Still, the additional munitions for the systems will boost Kyiv’s ability to defend against Russia’s regular rocket barrages that target Ukraine’s major cities.

Zelensky has said just seven more Patriots would effectively defend his country’s airspace, though more would be welcome.

“We are telling this directly – to defend, we need seven more ‘Patriots’ or similar air defense systems, and it’s a minimum number,” Zelensky told NATO members last week. “They can save many lives and really change the situation.”

“I think going forward, we’ll be able to hopefully work with a number of countries to to put together additional Patriot capability,” Austin said Friday.

While some projectiles – particularly Iranian-made Shahed drones – sometimes slip through, Patriot and other advanced air-defense systems are credited with allowing everyday Ukrainians to remain in their country rather than flee and preventing Russians from taking out important government buildings in Kyiv.

They are also particularly important on the frontlines, where Kyiv’s forces cannot advance without air cover. The lack of such protection contributed to the fall of the eastern city of Avdiivka to Russian troops early this year.

“Air defense has two tasks: first is protection of critical objects in the country, and the second is providing cover for troops advancing on the enemy,” a Ukrainian Patriot battery commander told The Post on the battlefield last month. “It is important both around the cities and important government objects, and of course, at the frontlines.”

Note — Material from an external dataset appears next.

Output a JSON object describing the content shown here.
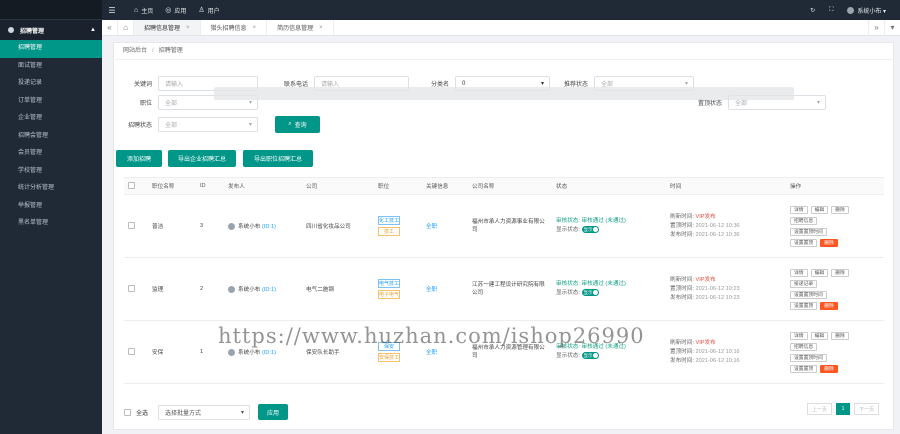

The US sent one Patriot battery to Ukraine in a previous package, but rank-and-file troops agreed with their president that more are needed to protect civilians and warfighters alike.

“We have a critically limited quantity and we cannot use it at the same time inside the country and on the frontline,” a Ukrainian Patriot operator told The Post on the frontlines on March 6. “We need to have [a] few around the biggest towns and about five on the frontlines.”

“When we have a system which controls the air space for hundreds of kilometers,” another Ukrainian soldier said at the time, “no one will fly there.”

The troops spoke to The Post anonymously due to the critical nature of their jobs and the threat of retaliation if captured by Russian forces.

It will still be months before Ukraine receives equipment from the latest package, which will be sent through the Ukraine Security Assistance Initiative that provides funds to order new weapons systems not already in stock.

Weapons from the $1 billion package announced Wednesday are expected to be delivered to Ukraine as soon as Monday, as those items will be sent from the Pentagon’s stockpile.

The latest package represents the 57th tranche of military equipment the Pentagon has sent Ukraine since the fall of 2021, when Russian President Vladimir Putin began preparing for his invasion launched on Feb. 24, 2022.